Yes. While the tabixio/tabix repository is deprecated in favor of Tabix’s SaaS offering, community-maintained Docker images (spoonest/clickhouse-tabix-web-client) remain available and functional. The web client is purely frontend JavaScript connecting directly to ClickHouse’s HTTP interface, so it continues to work with any ClickHouse version that supports the HTTP protocol.
Do these UIs support ClickHouse Cloud or managed ClickHouse?
Yes. All three tools connect to ClickHouse via its HTTP interface (port 8123), which is available on both self-hosted and managed ClickHouse deployments. For ClickHouse Cloud, you would configure the connection with your cloud endpoint URL and credentials. For managed ClickHouse services, check that the HTTP interface is accessible from the network where you deploy the management UI.
How do I secure access to these management UIs?
Tabix has built-in authentication for saving connections. ClickCat and Telescope do not have built-in authentication and should be deployed behind a reverse proxy with authentication (nginx with basic auth, OAuth2-proxy, or Authelia).
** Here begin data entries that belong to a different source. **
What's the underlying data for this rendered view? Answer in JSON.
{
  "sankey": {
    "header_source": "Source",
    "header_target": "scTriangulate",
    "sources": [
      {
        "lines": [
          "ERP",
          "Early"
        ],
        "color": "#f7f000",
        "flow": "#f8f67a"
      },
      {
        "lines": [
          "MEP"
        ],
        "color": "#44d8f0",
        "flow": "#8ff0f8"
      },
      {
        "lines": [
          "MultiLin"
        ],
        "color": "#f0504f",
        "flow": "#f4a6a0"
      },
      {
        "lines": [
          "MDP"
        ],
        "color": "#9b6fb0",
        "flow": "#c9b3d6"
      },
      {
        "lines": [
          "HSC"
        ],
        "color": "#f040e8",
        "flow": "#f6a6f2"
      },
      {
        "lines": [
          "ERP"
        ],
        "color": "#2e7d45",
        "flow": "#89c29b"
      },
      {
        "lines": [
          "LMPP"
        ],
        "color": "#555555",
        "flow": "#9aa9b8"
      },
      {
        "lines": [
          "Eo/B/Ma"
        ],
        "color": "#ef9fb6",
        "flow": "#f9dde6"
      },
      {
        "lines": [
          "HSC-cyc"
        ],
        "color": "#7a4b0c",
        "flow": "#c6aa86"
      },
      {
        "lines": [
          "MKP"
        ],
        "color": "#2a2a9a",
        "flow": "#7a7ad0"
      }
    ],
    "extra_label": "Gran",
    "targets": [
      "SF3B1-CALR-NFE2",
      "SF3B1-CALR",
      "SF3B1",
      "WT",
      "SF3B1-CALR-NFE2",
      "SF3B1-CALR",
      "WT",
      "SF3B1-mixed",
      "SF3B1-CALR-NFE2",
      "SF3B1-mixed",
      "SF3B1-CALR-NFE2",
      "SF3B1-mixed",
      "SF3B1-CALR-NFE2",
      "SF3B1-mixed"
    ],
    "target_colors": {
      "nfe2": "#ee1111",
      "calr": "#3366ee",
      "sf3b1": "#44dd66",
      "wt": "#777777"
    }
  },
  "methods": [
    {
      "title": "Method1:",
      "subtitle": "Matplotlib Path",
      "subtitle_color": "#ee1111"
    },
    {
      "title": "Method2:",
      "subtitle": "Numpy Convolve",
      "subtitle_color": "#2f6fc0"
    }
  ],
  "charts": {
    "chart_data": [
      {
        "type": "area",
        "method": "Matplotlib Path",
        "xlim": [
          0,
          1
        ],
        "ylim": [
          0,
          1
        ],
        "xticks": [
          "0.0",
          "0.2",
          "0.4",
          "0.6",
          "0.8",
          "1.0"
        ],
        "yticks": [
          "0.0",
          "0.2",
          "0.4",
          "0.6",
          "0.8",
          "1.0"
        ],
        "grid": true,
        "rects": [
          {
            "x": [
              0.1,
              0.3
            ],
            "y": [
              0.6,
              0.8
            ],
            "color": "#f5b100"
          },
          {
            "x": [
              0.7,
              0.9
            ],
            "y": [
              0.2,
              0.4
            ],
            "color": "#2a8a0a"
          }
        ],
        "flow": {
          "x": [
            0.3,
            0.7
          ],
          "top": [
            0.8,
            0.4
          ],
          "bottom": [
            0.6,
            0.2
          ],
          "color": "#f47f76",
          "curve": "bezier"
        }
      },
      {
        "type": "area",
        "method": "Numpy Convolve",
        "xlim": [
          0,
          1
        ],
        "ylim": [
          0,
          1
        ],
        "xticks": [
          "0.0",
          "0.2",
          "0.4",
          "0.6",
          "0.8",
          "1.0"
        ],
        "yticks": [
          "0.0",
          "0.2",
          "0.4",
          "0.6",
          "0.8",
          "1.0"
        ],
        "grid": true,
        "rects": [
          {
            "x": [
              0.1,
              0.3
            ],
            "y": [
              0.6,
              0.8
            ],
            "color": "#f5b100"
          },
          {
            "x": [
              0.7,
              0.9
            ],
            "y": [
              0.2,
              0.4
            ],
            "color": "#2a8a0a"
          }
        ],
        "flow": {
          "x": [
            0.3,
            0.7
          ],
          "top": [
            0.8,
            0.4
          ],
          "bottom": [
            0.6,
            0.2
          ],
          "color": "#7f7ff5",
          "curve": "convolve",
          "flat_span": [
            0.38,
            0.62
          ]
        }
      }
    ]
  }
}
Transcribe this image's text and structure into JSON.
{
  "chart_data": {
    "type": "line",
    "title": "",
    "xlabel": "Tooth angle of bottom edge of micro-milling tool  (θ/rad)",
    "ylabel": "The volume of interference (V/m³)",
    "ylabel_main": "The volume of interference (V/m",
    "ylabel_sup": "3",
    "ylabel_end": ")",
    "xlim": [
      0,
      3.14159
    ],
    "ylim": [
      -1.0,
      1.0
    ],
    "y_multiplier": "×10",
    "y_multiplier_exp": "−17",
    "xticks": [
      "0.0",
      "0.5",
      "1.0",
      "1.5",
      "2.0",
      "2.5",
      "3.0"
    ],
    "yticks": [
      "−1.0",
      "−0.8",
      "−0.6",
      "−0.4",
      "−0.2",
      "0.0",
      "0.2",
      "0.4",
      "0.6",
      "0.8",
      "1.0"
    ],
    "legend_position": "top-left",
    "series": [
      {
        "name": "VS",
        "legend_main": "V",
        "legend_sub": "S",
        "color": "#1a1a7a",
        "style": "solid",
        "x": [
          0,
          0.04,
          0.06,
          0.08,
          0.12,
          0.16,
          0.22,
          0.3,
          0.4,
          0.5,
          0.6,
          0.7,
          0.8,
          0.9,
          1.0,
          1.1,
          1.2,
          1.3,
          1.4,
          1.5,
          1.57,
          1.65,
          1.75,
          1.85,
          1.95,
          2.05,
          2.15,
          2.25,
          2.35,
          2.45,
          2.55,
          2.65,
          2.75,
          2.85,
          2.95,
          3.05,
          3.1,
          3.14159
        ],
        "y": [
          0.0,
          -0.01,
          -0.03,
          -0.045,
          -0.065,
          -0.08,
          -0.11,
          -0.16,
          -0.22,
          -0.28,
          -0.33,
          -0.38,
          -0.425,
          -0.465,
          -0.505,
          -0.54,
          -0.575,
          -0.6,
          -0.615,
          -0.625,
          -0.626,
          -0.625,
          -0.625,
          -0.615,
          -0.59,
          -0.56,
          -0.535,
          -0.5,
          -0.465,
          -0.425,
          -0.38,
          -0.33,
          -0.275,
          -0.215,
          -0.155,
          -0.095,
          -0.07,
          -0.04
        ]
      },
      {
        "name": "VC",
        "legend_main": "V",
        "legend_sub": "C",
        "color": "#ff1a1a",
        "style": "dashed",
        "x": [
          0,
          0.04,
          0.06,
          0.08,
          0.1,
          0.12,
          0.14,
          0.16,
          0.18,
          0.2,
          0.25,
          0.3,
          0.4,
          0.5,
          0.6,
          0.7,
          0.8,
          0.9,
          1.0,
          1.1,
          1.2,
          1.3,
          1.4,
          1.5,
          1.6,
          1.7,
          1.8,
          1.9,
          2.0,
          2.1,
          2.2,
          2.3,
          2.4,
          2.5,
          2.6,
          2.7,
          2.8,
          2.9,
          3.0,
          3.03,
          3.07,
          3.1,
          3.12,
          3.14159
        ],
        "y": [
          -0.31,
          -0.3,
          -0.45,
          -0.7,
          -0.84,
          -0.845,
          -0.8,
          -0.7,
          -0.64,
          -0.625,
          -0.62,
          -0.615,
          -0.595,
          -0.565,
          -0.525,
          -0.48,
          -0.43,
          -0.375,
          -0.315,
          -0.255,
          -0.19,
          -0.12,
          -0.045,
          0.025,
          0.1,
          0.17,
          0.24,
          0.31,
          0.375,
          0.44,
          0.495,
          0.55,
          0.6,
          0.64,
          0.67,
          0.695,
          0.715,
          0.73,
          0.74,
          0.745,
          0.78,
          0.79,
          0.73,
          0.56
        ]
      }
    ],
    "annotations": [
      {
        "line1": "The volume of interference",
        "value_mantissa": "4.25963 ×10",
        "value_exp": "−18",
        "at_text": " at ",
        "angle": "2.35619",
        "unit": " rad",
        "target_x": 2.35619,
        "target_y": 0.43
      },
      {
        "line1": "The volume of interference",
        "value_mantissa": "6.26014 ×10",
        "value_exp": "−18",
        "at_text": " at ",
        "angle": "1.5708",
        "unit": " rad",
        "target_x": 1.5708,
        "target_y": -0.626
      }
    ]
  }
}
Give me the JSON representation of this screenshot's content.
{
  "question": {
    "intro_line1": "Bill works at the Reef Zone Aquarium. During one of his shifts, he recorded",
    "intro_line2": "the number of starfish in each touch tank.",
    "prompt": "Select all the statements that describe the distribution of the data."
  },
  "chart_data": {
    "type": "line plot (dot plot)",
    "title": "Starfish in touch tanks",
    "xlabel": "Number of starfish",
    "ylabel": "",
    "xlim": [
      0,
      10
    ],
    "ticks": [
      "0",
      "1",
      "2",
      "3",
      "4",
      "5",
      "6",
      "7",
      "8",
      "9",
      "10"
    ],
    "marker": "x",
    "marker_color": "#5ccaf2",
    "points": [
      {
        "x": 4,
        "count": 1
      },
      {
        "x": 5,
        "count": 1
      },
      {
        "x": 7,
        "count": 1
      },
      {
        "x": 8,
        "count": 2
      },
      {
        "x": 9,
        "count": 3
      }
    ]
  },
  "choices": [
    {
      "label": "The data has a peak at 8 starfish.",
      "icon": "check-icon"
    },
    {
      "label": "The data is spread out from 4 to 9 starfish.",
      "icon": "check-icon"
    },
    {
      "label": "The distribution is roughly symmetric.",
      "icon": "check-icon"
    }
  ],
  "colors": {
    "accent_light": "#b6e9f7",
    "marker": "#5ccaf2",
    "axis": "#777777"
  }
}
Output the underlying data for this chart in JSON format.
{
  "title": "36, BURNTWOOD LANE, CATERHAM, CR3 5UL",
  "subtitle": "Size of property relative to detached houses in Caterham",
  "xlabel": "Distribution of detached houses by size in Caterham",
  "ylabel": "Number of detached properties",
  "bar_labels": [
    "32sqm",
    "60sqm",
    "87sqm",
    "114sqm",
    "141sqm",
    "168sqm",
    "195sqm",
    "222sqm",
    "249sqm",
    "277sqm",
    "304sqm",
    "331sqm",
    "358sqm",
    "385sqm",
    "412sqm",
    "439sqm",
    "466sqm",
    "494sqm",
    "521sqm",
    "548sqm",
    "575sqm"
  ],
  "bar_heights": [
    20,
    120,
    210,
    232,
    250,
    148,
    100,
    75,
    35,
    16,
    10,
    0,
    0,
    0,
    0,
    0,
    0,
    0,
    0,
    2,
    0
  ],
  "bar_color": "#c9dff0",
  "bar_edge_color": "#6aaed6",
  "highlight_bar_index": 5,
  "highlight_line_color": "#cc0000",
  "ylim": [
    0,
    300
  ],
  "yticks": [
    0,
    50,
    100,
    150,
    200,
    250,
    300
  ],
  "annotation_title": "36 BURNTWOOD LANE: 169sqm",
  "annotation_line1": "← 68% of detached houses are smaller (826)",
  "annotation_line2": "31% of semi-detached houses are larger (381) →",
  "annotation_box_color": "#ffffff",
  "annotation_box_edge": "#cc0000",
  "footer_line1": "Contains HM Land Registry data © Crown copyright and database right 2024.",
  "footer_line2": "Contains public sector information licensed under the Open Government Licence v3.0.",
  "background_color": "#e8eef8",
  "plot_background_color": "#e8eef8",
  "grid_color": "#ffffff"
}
All three should run on internal networks only, and ClickHouse connections should use read-only credentials for query-only access.
Which tool supports ClickHouse clusters with replicas and shards?
Tabix supports multi-server configurations, allowing you to switch between different ClickHouse servers. For true cluster management (viewing shard distribution, replica health, distributed query execution), you would need ClickHouse’s native system tables (system.clusters, system.replicas) queried through any of these tools’ SQL interfaces.
Can I use these UIs with ClickHouse materialized views?
Yes. All three tools can query ClickHouse materialized views just like regular tables. Tabix provides the best experience for this, as its database explorer shows materialized views alongside tables and its query editor supports the full ClickHouse SQL syntax needed to create and modify materialized views.
What is the resource footprint of each tool?
Tabix is a JavaScript SPA served from a static web server, consuming approximately 50MB of RAM. ClickCat (Python-based) uses about 100MB. Telescope (Go-based) uses approximately 30MB. All three are lightweight compared to the ClickHouse server itself, which typically requires 8GB+ RAM for production workloads.